In August, the U.S. Court of Appeals addressed whether a homeowners’ property insurance policy was rendered void after the insureds lost the home in foreclosure, yet continued to reside in the home and suffered a loss.1

Fred and Debbie Baptist purchased their property insurance policy in October 2006. In November 2008, they lost their home to foreclosure, however they did not notify their insurer and continued to occupy the home. On December 9, 2011, the bank which foreclosed on the home obtained a judgment evicting the insureds from the home. The insureds had to vacate the home by January 13, 2012, however the home was damaged by a fire on December 27 and 28, 2011. The insureds made a claim with their insurer for contents coverage for the December 2011 fire and during the insurer’s investigation it discovered that the insureds no longer owned the property. The insureds had renewed their policy twice (for the 2009-2010 and 2010-2011 policy periods) and sent checks for the premium to the insurer. It is also interesting to note that the fire claim was not the only loss the insureds suffered. They also filed post-foreclosure claims for wind and hail damage in April 2010, and for an unrelated fire in May 2010.

The insurer filed suit in the U.S. District Court for the Northern District of Mississippi, seeking a declaratory judgment that the policies it issued after the foreclosure were void because the insureds had no insurable interest in the property. The insurer also made a claim to recover payments it made on the insured’s claims in 2010 and 2011. On a summary judgment motion, the insurer argued that the insureds made a material misrepresentation by failing to inform the insurer of the foreclosure sale.
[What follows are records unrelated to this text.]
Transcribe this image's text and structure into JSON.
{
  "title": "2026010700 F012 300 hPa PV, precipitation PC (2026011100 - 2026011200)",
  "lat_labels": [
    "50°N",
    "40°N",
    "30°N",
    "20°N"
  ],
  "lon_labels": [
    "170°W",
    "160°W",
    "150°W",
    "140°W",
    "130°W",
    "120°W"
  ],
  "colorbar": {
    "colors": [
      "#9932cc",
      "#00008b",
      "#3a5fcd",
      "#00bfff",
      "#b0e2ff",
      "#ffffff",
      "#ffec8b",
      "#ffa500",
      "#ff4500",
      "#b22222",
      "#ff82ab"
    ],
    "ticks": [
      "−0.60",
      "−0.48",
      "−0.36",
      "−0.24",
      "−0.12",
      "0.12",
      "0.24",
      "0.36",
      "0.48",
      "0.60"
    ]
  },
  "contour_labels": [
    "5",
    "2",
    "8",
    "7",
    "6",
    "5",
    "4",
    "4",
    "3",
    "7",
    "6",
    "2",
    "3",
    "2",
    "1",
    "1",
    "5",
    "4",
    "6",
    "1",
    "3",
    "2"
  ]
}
The district court agreed and held that the insureds had no “insurable interest” in the property because they did not have a right to renew the policy after they lost ownership and the renewed policy was void ab initio. The Fifth Circuit Court of Appeals affirmed the district court’s judgment and stated:

Although the parties devote much of their briefing to whether the Baptists maintained an insurable interest in the property sufficient to sustain their policy’s effectiveness after the foreclosure, we need not address this issue to conclude that the district court’s judgment must be affirmed. Our de novo review [footnote omitted] satisfies us that the district court’s ultimate conclusion was correct because, even assuming arguendo that the Baptists maintained an insurable interest sufficient to sustain their policy—in their personal property, contemplated as “contents,” for example—their renewals of their policy constituted their affirmations to Nationwide of their initial application for insurance, material portions of which were no longer true. The Baptists’ application reflects that the home would be owner occupied, and includes both the Baptists’ declaration that the facts stated on the application are true and their request that Nationwide issue “the insurance and any renewals thereof in reliance thereon.” By renewing their homeowner’s policy when they no longer owned their home, the Baptists made a misstatement of material fact that entitled Nationwide to rescind the policy. [footnote omitted] Accordingly, the judgment of the district court is AFFIRMED. (Emphasis added).


1 Nationwide Mut. Ins. Co. v. Baptist, No. 13-60726, 2014 WL 3882888 (5th Cir. Aug. 7, 2014).

  • Thx for the info.

    Could you inform me and the rest of your readers on coverage, as it pertains to a claim on property that has been sold. If a claim for property damage was not filed prior to the closing of a property, does the original owner still have claim rights after the property has changed hands? Can the owner transfer claim rights as part of the transaction to the new owner? Can an assignment of rights contract be performed during the closing on the property with a third party being named as the beneficiary, i.e. Restoration Contractor, PA, Attorney?

    Your article reminds me of a few situations after Ivan and Katrina in which I was involved where the NFIP policy was totaled out while the HO policy was left grossly under valued. The property owner sold the property, as is, for penny’s on the dollar, leaving what I realized was a large balance of uncollected benefits on the table from the HO coverage.